Something similar occurs in Japan, where one of the four largest entities in the country is the Japan Post Bank, which is owned by Japan Post Holdings, the country’s postal company which, although it is listed on the Stock Exchange, is still under public control. The bank offers all its services through post offices in Japan and has assets of 1.6 trillion euros, a figure similar to Banco Santander, the largest Spanish entity.

But not only financial services are experiencing this diversification of its activity that Correos points out that it seeks with this strategy. Other movements are being made in the energy sector. One of the last agreements announced by the public company has been with the oil company Repsol. In more than a thousand offices of the postal operator, customers will be able to request electricity and gas services from the energy company, although it will be the one that formalizes and manages the contracts. At the moment it is being implemented in Barcelona, ​​Madrid and Valencia, and later it will be extended to other provinces. The company had previously signed agreements with other large electricity companies in the country, such as Endesa or Naturgy, alliances that have been running for some time.

The third sector in which the company has offered its offices for third companies is telephony. A customer can hire fiber and mobile services from O2, Telefónica’s low-cost subsidiary, at the post offices. In the past, it also had an agreement with Pepephone, a brand of the MásMóvil group. In addition, in this case, yes, the public company has a project operated by herself, Correos Telecom.

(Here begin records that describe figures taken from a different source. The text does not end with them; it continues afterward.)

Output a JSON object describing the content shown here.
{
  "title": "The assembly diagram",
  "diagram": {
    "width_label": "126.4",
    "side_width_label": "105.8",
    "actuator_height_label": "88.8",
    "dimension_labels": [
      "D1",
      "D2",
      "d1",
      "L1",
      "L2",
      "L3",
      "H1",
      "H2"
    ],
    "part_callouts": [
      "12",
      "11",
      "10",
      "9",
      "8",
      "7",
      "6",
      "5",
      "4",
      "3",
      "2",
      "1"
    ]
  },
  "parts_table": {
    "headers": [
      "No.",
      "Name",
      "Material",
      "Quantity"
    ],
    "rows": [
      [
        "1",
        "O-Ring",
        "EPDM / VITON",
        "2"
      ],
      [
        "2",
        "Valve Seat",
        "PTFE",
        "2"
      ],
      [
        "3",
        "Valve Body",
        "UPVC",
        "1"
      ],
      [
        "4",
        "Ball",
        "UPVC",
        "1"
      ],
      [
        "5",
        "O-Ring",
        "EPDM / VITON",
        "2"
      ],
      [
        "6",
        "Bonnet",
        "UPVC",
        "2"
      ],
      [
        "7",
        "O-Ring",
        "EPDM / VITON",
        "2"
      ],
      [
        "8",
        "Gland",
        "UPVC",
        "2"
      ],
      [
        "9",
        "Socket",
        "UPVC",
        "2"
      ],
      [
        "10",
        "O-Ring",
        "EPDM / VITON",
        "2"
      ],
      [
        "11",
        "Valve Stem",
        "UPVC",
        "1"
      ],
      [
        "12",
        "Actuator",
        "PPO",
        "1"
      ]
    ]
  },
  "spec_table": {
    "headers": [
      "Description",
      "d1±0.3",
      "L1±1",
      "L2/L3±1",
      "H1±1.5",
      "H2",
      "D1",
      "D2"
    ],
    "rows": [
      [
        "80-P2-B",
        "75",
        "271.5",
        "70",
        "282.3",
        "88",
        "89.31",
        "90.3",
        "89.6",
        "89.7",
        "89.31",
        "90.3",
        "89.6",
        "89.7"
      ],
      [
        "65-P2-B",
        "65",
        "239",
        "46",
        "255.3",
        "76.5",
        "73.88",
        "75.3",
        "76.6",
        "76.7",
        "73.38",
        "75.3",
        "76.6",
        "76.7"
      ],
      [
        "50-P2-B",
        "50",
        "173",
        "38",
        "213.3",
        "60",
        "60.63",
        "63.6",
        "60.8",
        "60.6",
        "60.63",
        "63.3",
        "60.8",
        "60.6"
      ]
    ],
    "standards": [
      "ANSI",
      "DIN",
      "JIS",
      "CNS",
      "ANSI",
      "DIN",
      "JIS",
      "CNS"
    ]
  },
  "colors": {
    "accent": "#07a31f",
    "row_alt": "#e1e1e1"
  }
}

This company, which has a range of services comparable to those considered low-cost in Spain, is currently available only to group workers. Asked about the future of this initiative, Correos avoids confirming whether the plan is to offer it beyond the postal operator’s staff.

The public group does not specify how much income the sale of these products in its offices means or its objective with respect to the total billing. They only slide that these agreements, with their differences between them, usually include clauses by which Correos charges a series of commissions or percentages of the operations that originate in its offices. The only data that Correos publicly advances is that 200,000 clients have been referred to energy companies and about 100,000 to the insurer. In addition, the company points out that certain procedures can also be carried out with the administration such as the one known as the Virtual Entities Registry Office (ORVE), which has processed 600,000 actions, or with the General Directorate of Traffic (DGT).

Beyond the scant details on the business impact of these agreements or the expected return, the company has repeatedly explained that with this strategy it seeks to “diversify and enrich the offer available in its network of offices, the largest in Spain in regarding capillarity and territorial coverage “. It is, they point out, “incorporating new products and services whose demand continues to grow.” They recognize that, given the fall of the traditional postal business, other avenues of income and activity are being sought for the company.

The company already pointed out in its 2020 annual accounts that the objective was to undertake “a diversification process that allows it to enter growing markets with higher margins.” Correos had losses in 2020 of 264 million euros compared to 13 million in profit the previous year, mainly due to the pandemic. In the first half of the year, the company was already making a profit of 1.8 million again. The 2021 General Budgets set expected losses for the company of 77 million euros and, for next year, the draft accounts agreed by the coalition government foresees red numbers of 29 million euros.